Cool pond. Trees chewed down by beavers. Wildflowers. Lots of frogs. Uh-oh; here come the skeeters…time to move on. Now a big field of tall grass, with bike trails in all directions. Riding full-time now, bombing through the meadow, way too fast, trying to leave all the scary stuff behind. Another field; hey, are we going in circles? Doesn’t matter; we are finally having fun!

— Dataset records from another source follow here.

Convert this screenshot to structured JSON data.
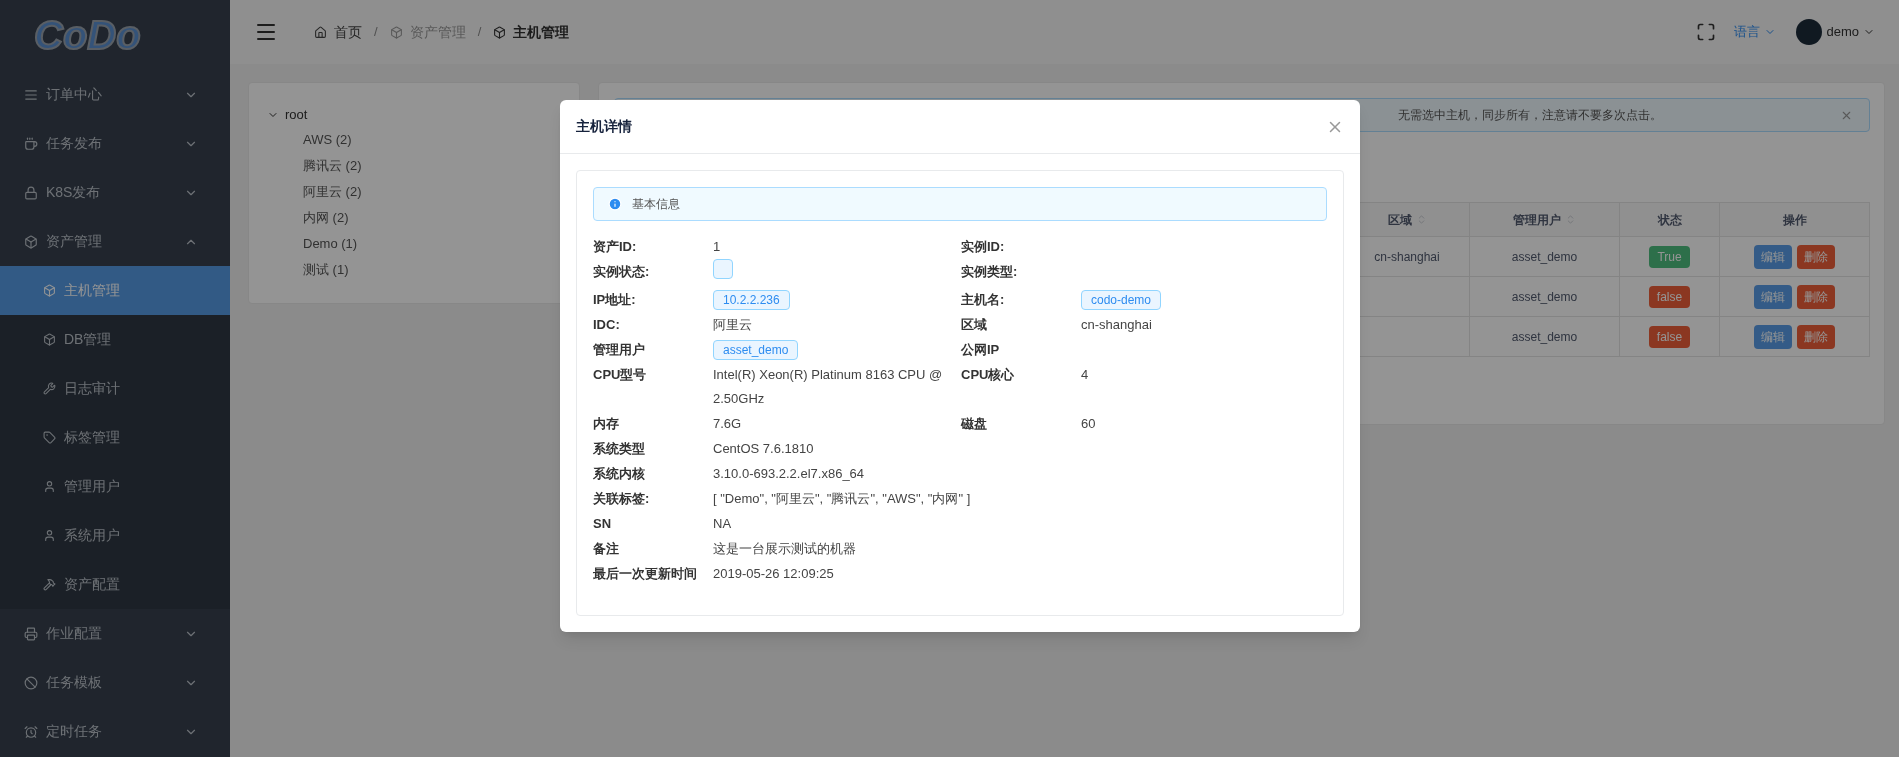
{
  "logo": "CoDo",
  "sidebar": {
    "items": [
      {
        "label": "订单中心",
        "expanded": false,
        "selected": false
      },
      {
        "label": "任务发布",
        "expanded": false,
        "selected": false
      },
      {
        "label": "K8S发布",
        "expanded": false,
        "selected": false
      },
      {
        "label": "资产管理",
        "expanded": true,
        "selected": false,
        "children": [
          {
            "label": "主机管理",
            "selected": true
          },
          {
            "label": "DB管理",
            "selected": false
          },
          {
            "label": "日志审计",
            "selected": false
          },
          {
            "label": "标签管理",
            "selected": false
          },
          {
            "label": "管理用户",
            "selected": false
          },
          {
            "label": "系统用户",
            "selected": false
          },
          {
            "label": "资产配置",
            "selected": false
          }
        ]
      },
      {
        "label": "作业配置",
        "expanded": false,
        "selected": false
      },
      {
        "label": "任务模板",
        "expanded": false,
        "selected": false
      },
      {
        "label": "定时任务",
        "expanded": false,
        "selected": false
      }
    ]
  },
  "header": {
    "breadcrumbs": [
      {
        "label": "首页",
        "current": false
      },
      {
        "label": "资产管理",
        "current": false
      },
      {
        "label": "主机管理",
        "current": true
      }
    ],
    "separator": "/",
    "language": "语言",
    "user": "demo"
  },
  "tree": {
    "label": "root",
    "expanded": true,
    "children": [
      {
        "label": "AWS (2)"
      },
      {
        "label": "腾讯云 (2)"
      },
      {
        "label": "阿里云 (2)"
      },
      {
        "label": "内网 (2)"
      },
      {
        "label": "Demo (1)"
      },
      {
        "label": "测试 (1)"
      }
    ]
  },
  "alert": {
    "text": "无需选中主机，同步所有，注意请不要多次点击。"
  },
  "table": {
    "columns": [
      {
        "label": "区域",
        "sortable": true
      },
      {
        "label": "管理用户",
        "sortable": true
      },
      {
        "label": "状态",
        "sortable": false
      },
      {
        "label": "操作",
        "sortable": false
      }
    ],
    "rows": [
      {
        "region": "cn-shanghai",
        "user": "asset_demo",
        "status": {
          "label": "True",
          "kind": "success"
        },
        "actions": [
          "编辑",
          "删除"
        ]
      },
      {
        "user": "asset_demo",
        "status": {
          "label": "false",
          "kind": "error"
        },
        "actions": [
          "编辑",
          "删除"
        ]
      },
      {
        "user": "asset_demo",
        "status": {
          "label": "false",
          "kind": "error"
        },
        "actions": [
          "编辑",
          "删除"
        ]
      }
    ]
  },
  "modal": {
    "title": "主机详情",
    "section": "基本信息",
    "rows": [
      {
        "left": {
          "label": "资产ID:",
          "value": "1",
          "kind": "text"
        },
        "right": {
          "label": "实例ID:",
          "kind": "text"
        }
      },
      {
        "left": {
          "label": "实例状态:",
          "kind": "tag"
        },
        "right": {
          "label": "实例类型:",
          "kind": "text"
        }
      },
      {
        "left": {
          "label": "IP地址:",
          "value": "10.2.2.236",
          "kind": "tag"
        },
        "right": {
          "label": "主机名:",
          "value": "codo-demo",
          "kind": "tag"
        }
      },
      {
        "left": {
          "label": "IDC:",
          "value": "阿里云",
          "kind": "text"
        },
        "right": {
          "label": "区域",
          "value": "cn-shanghai",
          "kind": "text"
        }
      },
      {
        "left": {
          "label": "管理用户",
          "value": "asset_demo",
          "kind": "tag"
        },
        "right": {
          "label": "公网IP",
          "kind": "text"
        }
      },
      {
        "left": {
          "label": "CPU型号",
          "value": "Intel(R) Xeon(R) Platinum 8163 CPU @ 2.50GHz",
          "kind": "text"
        },
        "right": {
          "label": "CPU核心",
          "value": "4",
          "kind": "text"
        }
      },
      {
        "left": {
          "label": "内存",
          "value": "7.6G",
          "kind": "text"
        },
        "right": {
          "label": "磁盘",
          "value": "60",
          "kind": "text"
        }
      },
      {
        "left": {
          "label": "系统类型",
          "value": "CentOS 7.6.1810",
          "kind": "text"
        }
      },
      {
        "left": {
          "label": "系统内核",
          "value": "3.10.0-693.2.2.el7.x86_64",
          "kind": "text"
        }
      },
      {
        "left": {
          "label": "关联标签:",
          "value": "[ \"Demo\", \"阿里云\", \"腾讯云\", \"AWS\", \"内网\" ]",
          "kind": "text"
        }
      },
      {
        "left": {
          "label": "SN",
          "value": "NA",
          "kind": "text"
        }
      },
      {
        "left": {
          "label": "备注",
          "value": "这是一台展示测试的机器",
          "kind": "text"
        }
      },
      {
        "left": {
          "label": "最后一次更新时间",
          "value": "2019-05-26 12:09:25",
          "kind": "text"
        }
      }
    ]
  }
}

Could that be blacktop? Civilization? Life forms other than herptiles and insectoids? Glory be…it must be Tamms Road! 4.5 miles down, 12.5 miles to go. Ouch. We were exhausted and filthy and soggy and starving. Okay, okay, I know that some people have real problems, but at that moment, I wasn’t too psyched to face a couple more hours of riding. The rest of the day was a blur, but I remember pedaling up a lot of hills, and walking up a few more. I recall that our sandwiches were the most delicious of my life. We ate them in a beautiful park that even had running water! We washed our legs, and attempted to dry our shoes and socks while we ate. It didn’t work too well, but hey.

Back in the saddle again. Onwards and upwards. A bewildering series of roads, of rights and lefts. Twice we forded streams where bridges had been washed out by last year’s storms. It got hot. We drank all our water; next time bring more. Finally a left turn on Shawanga Lodge Road. Down a long hill and pedaling furiously up one last rise. I was amazed that we had any gas at all left in the tank.

There’s the car! I told Silent Panther that I had left the keys in the mud-hole; we would have to go back for them. To his credit, he was able to see the manure for what it was. I dug the keys out of my pocket, and we sped off into the sunset. I’m sure that at least one snake was left by the side of the road, plotting its revenge.